だんごで勝負

「だんごはみんな好きだしね。何より安くて買いやすいよ。だんご屋が当たってよかったね」

そんなことを言われ始めたのは、『いち福』創業から10年くらい経ったころだった。

そのころは、近所や地域の方々に支えられ、少しずつだが常連さんも多くなっていた。しかし、そんな評判も父は腑に落ちなかった。

「あぁ頭にくるな」

だんご屋が当たったという言葉に父は腹が立っていた。

「宝くじでもあるめぇし。別に偶然当たったわけじゃない。うめぇだんごを皆さんに食べてもらいたくて、おかぁと一緒にやってきた結果だ」

普段穏やかな父もこのときばかりは感情をあらわにしていた。そんな父に母は、

「いいじゃない、言わせておけば。お父さんの頑張りは私が一番知っている。二人のなかにその気持ちがあればそれだけで十分幸せよ」

父は母の言葉で救われたそうだが、周りからはしばらく、「転職して良かったね」「くら替えは正解だったな」などの声をかけられ、それを聞くたび、やっぱり腹が立っていたそうだ。

息子が言うのもなんだが、父はあのまま寿司屋を続けていてもうまくやっていたと思う。父のお客様に対するものづくりは寿司だろうがだんごだろうが変わらなかっただろう。

そして、母の献身的な支えも同じだ。二人で立ち上げただんご屋は、決して順風満帆とはいかなかったみたいだが、10年以上続けてきたその事実が二人の頑張りの証だ。

二人がこだわっただんごは、もちろん今の『いち福』でも受け継がれている。串だんごの味は、しょうゆ、ごま、あんこ、ずんだ、くるみ、きなこ、磯辺(現在は焼きだんご)の7種類。

「しょうゆ」は、昔ながら愛される飽きのこないおいしさ。
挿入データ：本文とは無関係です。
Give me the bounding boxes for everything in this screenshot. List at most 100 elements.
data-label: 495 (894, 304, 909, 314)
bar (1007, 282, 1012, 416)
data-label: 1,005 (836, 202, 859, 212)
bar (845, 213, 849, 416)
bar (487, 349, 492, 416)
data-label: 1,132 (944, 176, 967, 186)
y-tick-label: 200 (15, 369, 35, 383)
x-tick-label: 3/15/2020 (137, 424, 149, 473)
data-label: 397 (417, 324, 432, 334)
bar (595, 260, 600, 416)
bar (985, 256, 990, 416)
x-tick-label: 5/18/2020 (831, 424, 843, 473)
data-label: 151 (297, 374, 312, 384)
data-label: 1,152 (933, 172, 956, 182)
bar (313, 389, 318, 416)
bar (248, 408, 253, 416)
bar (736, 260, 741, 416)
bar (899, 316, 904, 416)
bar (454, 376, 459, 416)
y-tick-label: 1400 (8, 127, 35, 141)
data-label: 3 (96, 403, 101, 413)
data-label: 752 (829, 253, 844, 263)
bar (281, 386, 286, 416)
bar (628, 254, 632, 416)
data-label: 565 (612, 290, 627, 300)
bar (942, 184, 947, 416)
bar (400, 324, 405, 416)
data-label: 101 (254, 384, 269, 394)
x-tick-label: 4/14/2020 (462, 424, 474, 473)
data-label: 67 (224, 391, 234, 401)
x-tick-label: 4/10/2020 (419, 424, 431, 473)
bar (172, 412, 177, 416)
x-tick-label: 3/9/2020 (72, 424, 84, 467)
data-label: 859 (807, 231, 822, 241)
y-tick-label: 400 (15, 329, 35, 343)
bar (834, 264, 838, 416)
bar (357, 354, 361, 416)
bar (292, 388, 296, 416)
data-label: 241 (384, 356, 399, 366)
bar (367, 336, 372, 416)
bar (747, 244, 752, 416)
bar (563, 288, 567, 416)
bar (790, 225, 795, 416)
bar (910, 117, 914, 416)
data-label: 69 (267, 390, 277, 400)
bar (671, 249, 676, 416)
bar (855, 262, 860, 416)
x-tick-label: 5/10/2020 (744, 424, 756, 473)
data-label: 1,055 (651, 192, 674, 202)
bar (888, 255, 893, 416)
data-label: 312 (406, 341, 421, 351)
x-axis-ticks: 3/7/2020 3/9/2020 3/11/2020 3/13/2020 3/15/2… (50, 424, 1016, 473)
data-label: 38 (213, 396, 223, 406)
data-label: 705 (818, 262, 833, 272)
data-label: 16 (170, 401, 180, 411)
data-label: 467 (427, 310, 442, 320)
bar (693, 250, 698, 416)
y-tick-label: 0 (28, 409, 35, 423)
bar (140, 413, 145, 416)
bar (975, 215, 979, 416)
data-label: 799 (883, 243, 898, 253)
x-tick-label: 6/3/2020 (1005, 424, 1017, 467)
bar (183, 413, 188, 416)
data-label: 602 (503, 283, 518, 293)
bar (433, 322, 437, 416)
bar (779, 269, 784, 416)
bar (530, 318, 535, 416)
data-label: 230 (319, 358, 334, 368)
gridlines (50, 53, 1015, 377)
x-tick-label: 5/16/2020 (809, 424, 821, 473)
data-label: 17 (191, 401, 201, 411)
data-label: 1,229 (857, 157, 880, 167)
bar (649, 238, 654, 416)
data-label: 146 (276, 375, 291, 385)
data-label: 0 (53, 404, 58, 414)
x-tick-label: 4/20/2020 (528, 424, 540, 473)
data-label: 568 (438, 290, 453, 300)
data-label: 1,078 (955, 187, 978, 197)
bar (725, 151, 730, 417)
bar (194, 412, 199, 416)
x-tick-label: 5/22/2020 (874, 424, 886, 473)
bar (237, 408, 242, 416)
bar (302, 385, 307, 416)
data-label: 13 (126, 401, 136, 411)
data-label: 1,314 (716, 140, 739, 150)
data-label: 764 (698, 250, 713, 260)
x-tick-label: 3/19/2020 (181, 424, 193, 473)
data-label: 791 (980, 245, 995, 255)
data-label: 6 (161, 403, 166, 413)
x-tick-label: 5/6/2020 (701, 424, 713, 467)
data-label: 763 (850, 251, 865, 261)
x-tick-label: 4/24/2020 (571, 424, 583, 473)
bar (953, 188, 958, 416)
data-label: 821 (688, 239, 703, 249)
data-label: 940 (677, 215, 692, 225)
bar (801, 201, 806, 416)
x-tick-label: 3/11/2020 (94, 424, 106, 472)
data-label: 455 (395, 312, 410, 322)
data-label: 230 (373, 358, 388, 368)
「あんこ」はこし餡で、生地との相性抜群の王道。黒ごまあんがたっぷり付いた「ごま」は、口いっぱいにごまを感じられる一串となっている。

串だんご

ここからは変わり種というか変化球というか、バリエーションの商品。

仙台名物を目指す「ずんだ」は枝豆からつくるペーストを使用し、見た目にも鮮やかでさっぱりとした甘みが特徴だ。「きなこ」は珍しいが、ほんのり優しいきなこの香りは素朴でどこか懐かしい。

個人的には、「くるみ」がおすすめ。濃厚でコクのある味わいは、一度食べたら病みつきになる。荒く砕いたくるみの食感が口のなかでいいアクセントになり、食べた人を虜にする。

そして、意外に思われるかもしれないが、「磯辺」が『いち福』の一番人気。

現在は、「焼きだんご」として販売しているこのだんごは、串だんごのなかで唯一焼いた商品で、その香ばしさが特徴。表面にたっぷり塗られたしょうゆだれは甘さとしょっぱさのバランスが抜群で、年齢問わず幅広く味わえると、午前中に売り切れるほど。

焼きだんご

昔は、その焼きだんごに海苔を付けて、「磯辺」として販売していて、多くのお客様に愛されていたが東日本大震災の津波の影響で状況は一変。

磯辺だんご

8割の海苔の生産施設が流失し、宮城県の海苔産業は、存続の危ぶまれる壊滅的状況になり、海苔の流通も市場では滞ってしまった。